Tuesday, October 18, 2005

The Return of Jezebel

A few years ago, when the evangelical book fad The Prayer of Jabez was in full swing, I joked that the feminist revisionists would respond with their own small devotional volume: The Prayer of Jezebel. Well, now it is here.

Fortress Press, the publishing house of the
Evangelical Lutheran Church in America, has announced the publication of The Jezebel Letters, which "combines top-notch biblical scholarship with a fictionalized first-person account of the biblical character." According to the Fortress press release, the book "transforms the stereotype of the notorious biblical queen into a more historically based portrayal of a powerful, literate royal woman."
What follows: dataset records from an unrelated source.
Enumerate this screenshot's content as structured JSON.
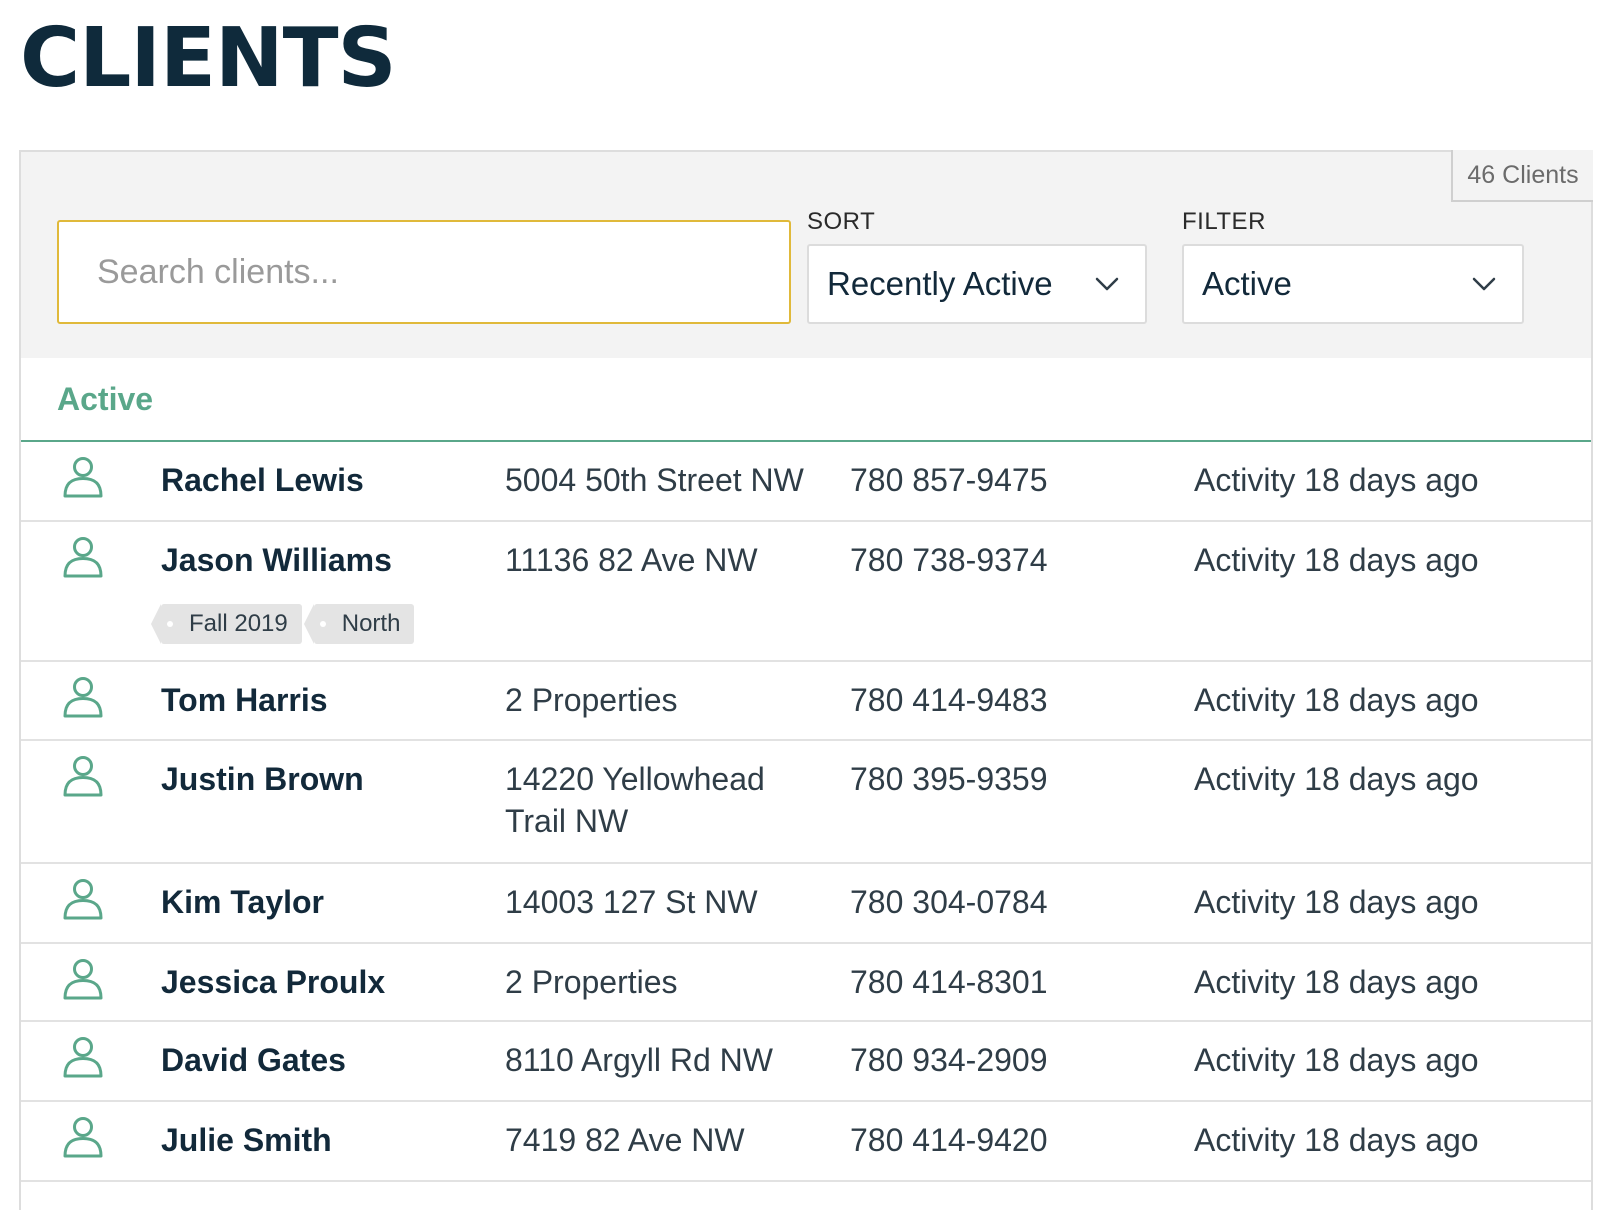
{
  "page": {
    "title": "CLIENTS"
  },
  "toolbar": {
    "client_count": "46 Clients",
    "search": {
      "placeholder": "Search clients...",
      "value": ""
    },
    "sort": {
      "label": "SORT",
      "selected": "Recently Active"
    },
    "filter": {
      "label": "FILTER",
      "selected": "Active"
    }
  },
  "section": {
    "title": "Active"
  },
  "icons": {
    "client": "person-icon",
    "dropdown": "chevron-down-icon"
  },
  "colors": {
    "accent": "#5aa78a",
    "search_border": "#e0b93a",
    "title": "#0f2a3b"
  },
  "clients": [
    {
      "name": "Rachel Lewis",
      "address": "5004 50th Street NW",
      "phone": "780 857-9475",
      "activity": "Activity 18 days ago",
      "tags": []
    },
    {
      "name": "Jason Williams",
      "address": "11136 82 Ave NW",
      "phone": "780 738-9374",
      "activity": "Activity 18 days ago",
      "tags": [
        "Fall 2019",
        "North"
      ]
    },
    {
      "name": "Tom Harris",
      "address": "2 Properties",
      "phone": "780 414-9483",
      "activity": "Activity 18 days ago",
      "tags": []
    },
    {
      "name": "Justin Brown",
      "address": "14220 Yellowhead Trail NW",
      "phone": "780 395-9359",
      "activity": "Activity 18 days ago",
      "tags": []
    },
    {
      "name": "Kim Taylor",
      "address": "14003 127 St NW",
      "phone": "780 304-0784",
      "activity": "Activity 18 days ago",
      "tags": []
    },
    {
      "name": "Jessica Proulx",
      "address": "2 Properties",
      "phone": "780 414-8301",
      "activity": "Activity 18 days ago",
      "tags": []
    },
    {
      "name": "David Gates",
      "address": "8110 Argyll Rd NW",
      "phone": "780 934-2909",
      "activity": "Activity 18 days ago",
      "tags": []
    },
    {
      "name": "Julie Smith",
      "address": "7419 82 Ave NW",
      "phone": "780 414-9420",
      "activity": "Activity 18 days ago",
      "tags": []
    }
  ]
}
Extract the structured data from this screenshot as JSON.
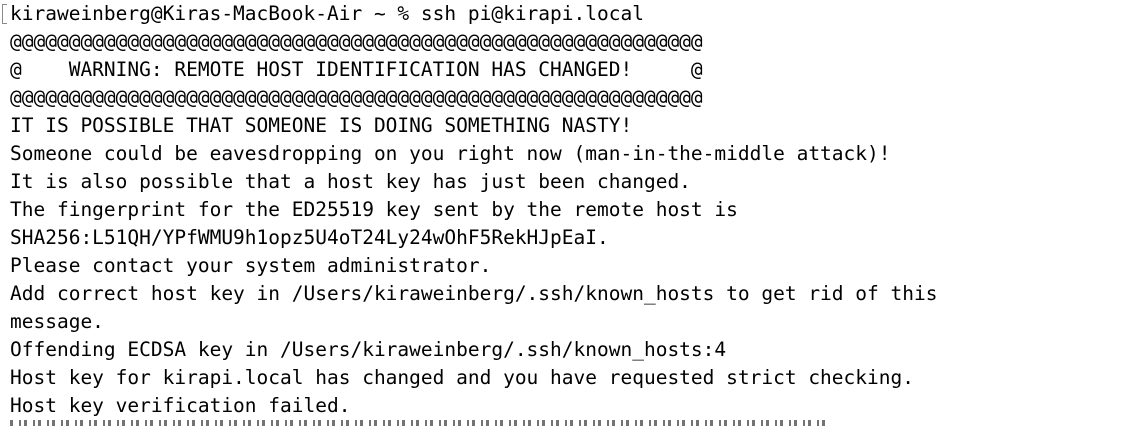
{
  "terminal": {
    "prompt": "kiraweinberg@Kiras-MacBook-Air ~ % ssh pi@kirapi.local",
    "output": [
      "@@@@@@@@@@@@@@@@@@@@@@@@@@@@@@@@@@@@@@@@@@@@@@@@@@@@@@@@@@@",
      "@    WARNING: REMOTE HOST IDENTIFICATION HAS CHANGED!     @",
      "@@@@@@@@@@@@@@@@@@@@@@@@@@@@@@@@@@@@@@@@@@@@@@@@@@@@@@@@@@@",
      "IT IS POSSIBLE THAT SOMEONE IS DOING SOMETHING NASTY!",
      "Someone could be eavesdropping on you right now (man-in-the-middle attack)!",
      "It is also possible that a host key has just been changed.",
      "The fingerprint for the ED25519 key sent by the remote host is",
      "SHA256:L51QH/YPfWMU9h1opz5U4oT24Ly24wOhF5RekHJpEaI.",
      "Please contact your system administrator.",
      "Add correct host key in /Users/kiraweinberg/.ssh/known_hosts to get rid of this",
      "message.",
      "Offending ECDSA key in /Users/kiraweinberg/.ssh/known_hosts:4",
      "Host key for kirapi.local has changed and you have requested strict checking.",
      "Host key verification failed."
    ]
  }
}
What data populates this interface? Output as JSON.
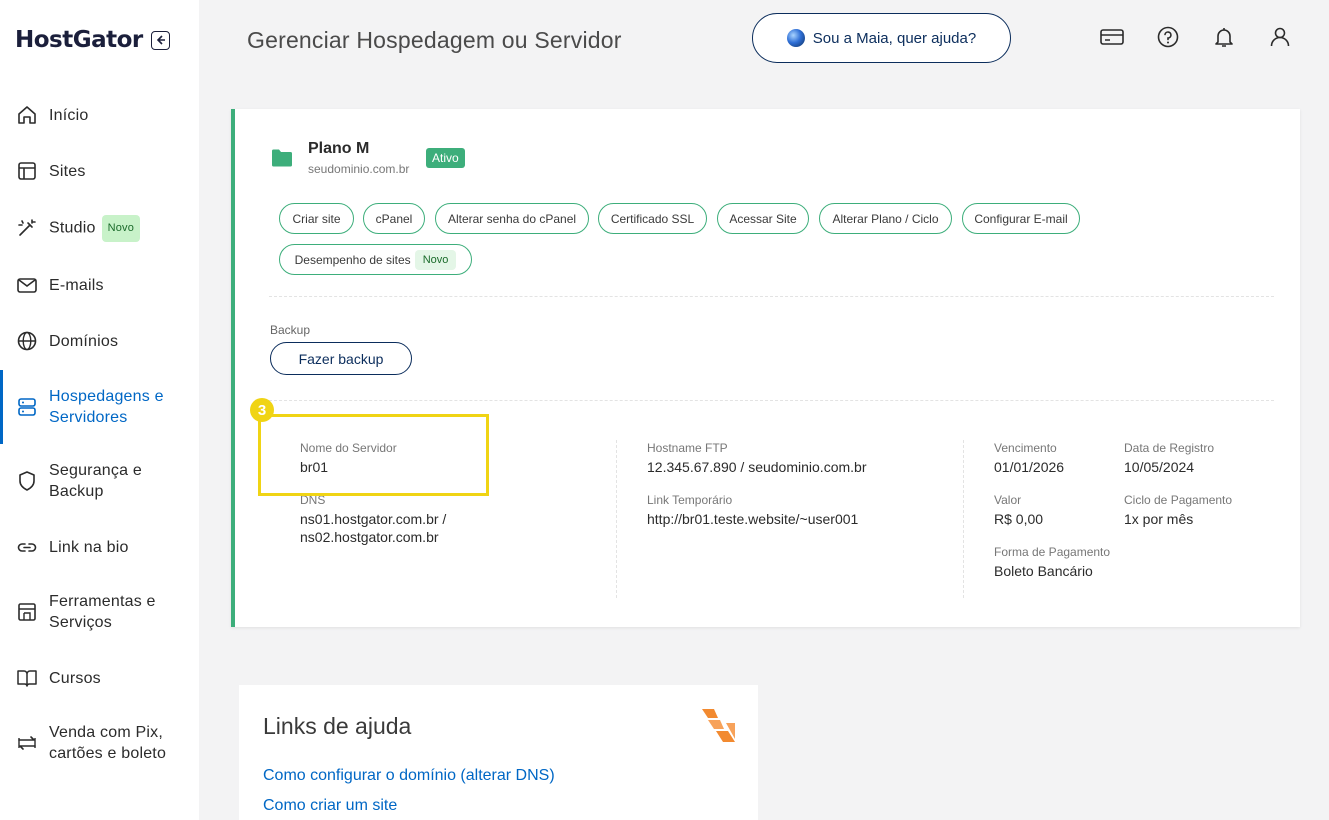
{
  "sidebar": {
    "logo": "HostGator",
    "items": [
      {
        "label": "Início"
      },
      {
        "label": "Sites"
      },
      {
        "label": "Studio",
        "badge": "Novo"
      },
      {
        "label": "E-mails"
      },
      {
        "label": "Domínios"
      },
      {
        "label_line1": "Hospedagens e",
        "label_line2": "Servidores"
      },
      {
        "label_line1": "Segurança e",
        "label_line2": "Backup"
      },
      {
        "label": "Link na bio"
      },
      {
        "label_line1": "Ferramentas e",
        "label_line2": "Serviços"
      },
      {
        "label": "Cursos"
      },
      {
        "label_line1": "Venda com Pix,",
        "label_line2": "cartões e boleto"
      }
    ]
  },
  "header": {
    "title": "Gerenciar Hospedagem ou Servidor",
    "maia_button": "Sou a Maia, quer ajuda?"
  },
  "plan": {
    "name": "Plano M",
    "domain": "seudominio.com.br",
    "status": "Ativo",
    "actions": [
      "Criar site",
      "cPanel",
      "Alterar senha do cPanel",
      "Certificado SSL",
      "Acessar Site",
      "Alterar Plano / Ciclo",
      "Configurar E-mail"
    ],
    "performance_action": "Desempenho de sites",
    "performance_badge": "Novo"
  },
  "backup": {
    "label": "Backup",
    "button": "Fazer backup"
  },
  "server_info": {
    "server_name_label": "Nome do Servidor",
    "server_name": "br01",
    "dns_label": "DNS",
    "dns_line1": "ns01.hostgator.com.br /",
    "dns_line2": "ns02.hostgator.com.br",
    "ftp_label": "Hostname FTP",
    "ftp_value": "12.345.67.890 / seudominio.com.br",
    "temp_link_label": "Link Temporário",
    "temp_link_value": "http://br01.teste.website/~user001",
    "due_label": "Vencimento",
    "due_value": "01/01/2026",
    "reg_label": "Data de Registro",
    "reg_value": "10/05/2024",
    "value_label": "Valor",
    "value_value": "R$ 0,00",
    "cycle_label": "Ciclo de Pagamento",
    "cycle_value": "1x por mês",
    "payment_label": "Forma de Pagamento",
    "payment_value": "Boleto Bancário"
  },
  "step_marker": "3",
  "help": {
    "title": "Links de ajuda",
    "links": [
      "Como configurar o domínio (alterar DNS)",
      "Como criar um site"
    ]
  },
  "colors": {
    "accent_green": "#3dae7b",
    "accent_blue": "#0067c5",
    "navy": "#0b2d5c",
    "highlight_yellow": "#f0d414",
    "help_logo_orange": "#f28a30"
  }
}
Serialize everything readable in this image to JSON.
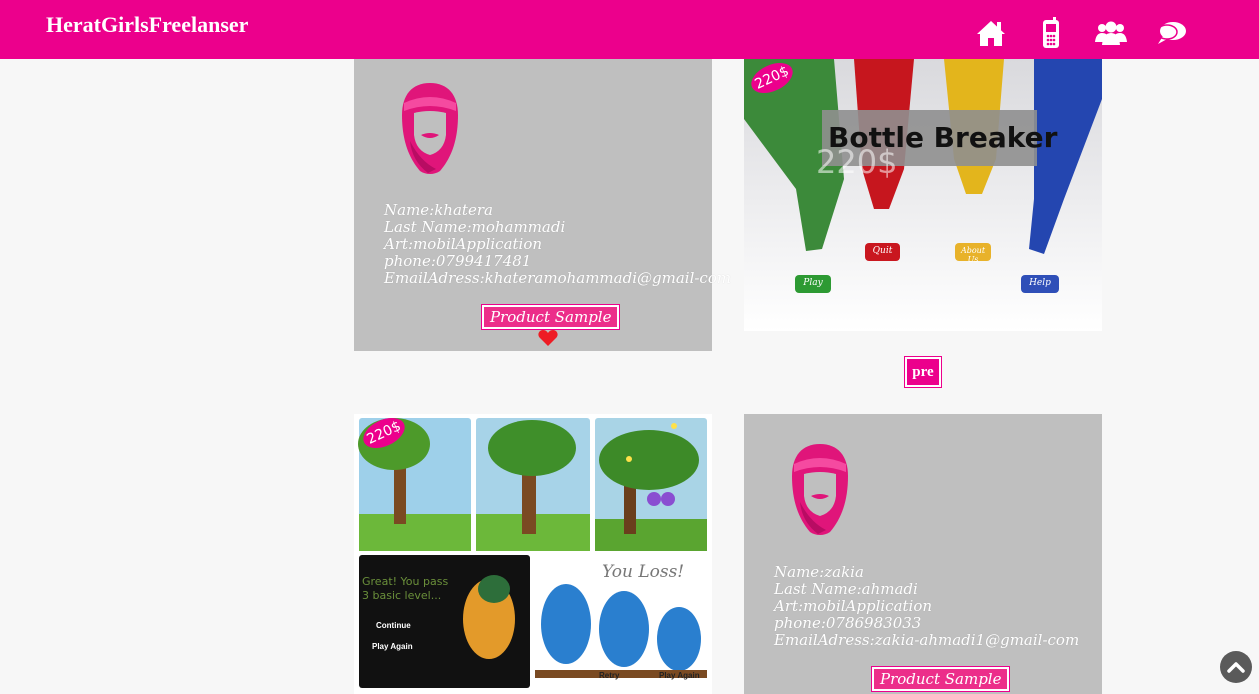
{
  "header": {
    "brand": "HeratGirlsFreelanser",
    "nav": [
      {
        "icon": "home-icon"
      },
      {
        "icon": "mobile-phone-icon"
      },
      {
        "icon": "users-group-icon"
      },
      {
        "icon": "chat-bubbles-icon"
      }
    ]
  },
  "cards": [
    {
      "name": "Name:khatera",
      "last_name": "Last Name:mohammadi",
      "art": "Art:mobilApplication",
      "phone": "phone:0799417481",
      "email": "EmailAdress:khateramohammadi@gmail-com",
      "button": "Product Sample"
    },
    {
      "name": "Name:zakia",
      "last_name": "Last Name:ahmadi",
      "art": "Art:mobilApplication",
      "phone": "phone:0786983033",
      "email": "EmailAdress:zakia-ahmadi1@gmail-com",
      "button": "Product Sample"
    }
  ],
  "product1": {
    "price": "220$",
    "title": "Bottle Breaker",
    "ghost_price": "220$",
    "buttons": [
      "Play",
      "Quit",
      "About Us",
      "Help"
    ]
  },
  "pager": {
    "pre": "pre"
  },
  "product2": {
    "price": "220$",
    "pass_text_1": "Great! You pass",
    "pass_text_2": "3 basic level...",
    "continue": "Continue",
    "play_again": "Play Again",
    "loss_text": "You Loss!",
    "retry": "Retry",
    "play_again_2": "Play Again"
  },
  "colors": {
    "accent": "#ec008c",
    "card": "#bfbfbf",
    "heart": "#ee1c24"
  }
}
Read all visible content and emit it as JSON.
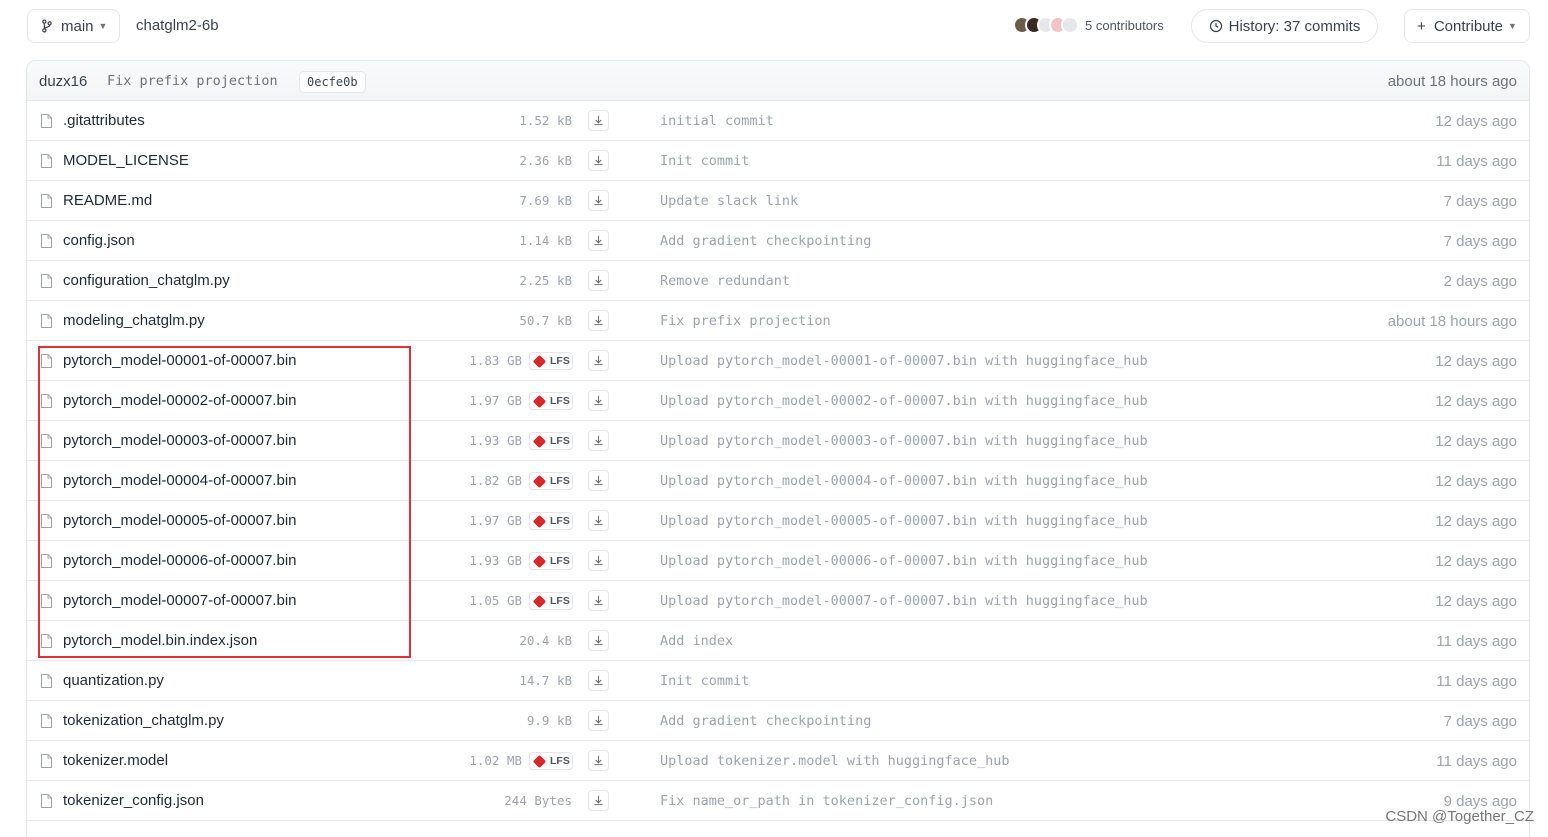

How is she "transformed"? Well, in this reading, Jezebel is the protagonist. According to a Hebrew and Old Testament professor at the University of Amsterdam, the book uses "fictional but not fictitious letters and memoirs written by the ancient Queen herself," allowing us to "reverse our "cultural opinion of 'Jezebel' and see her for what she probably was: a regal, wise, politically active wife, mother and queen in Israel." A biblical studies professor at Claremont laments that "biblical narrative castigates Ahab and his Queen Jezebel as depraved idol worshipers who led their country to ruin." In fact, he writes, she was "the urbane and thoughtful Queen of Israel who gives voice to her efforts and those of her family in guiding Israel through one of its most challenging, and least understood, periods."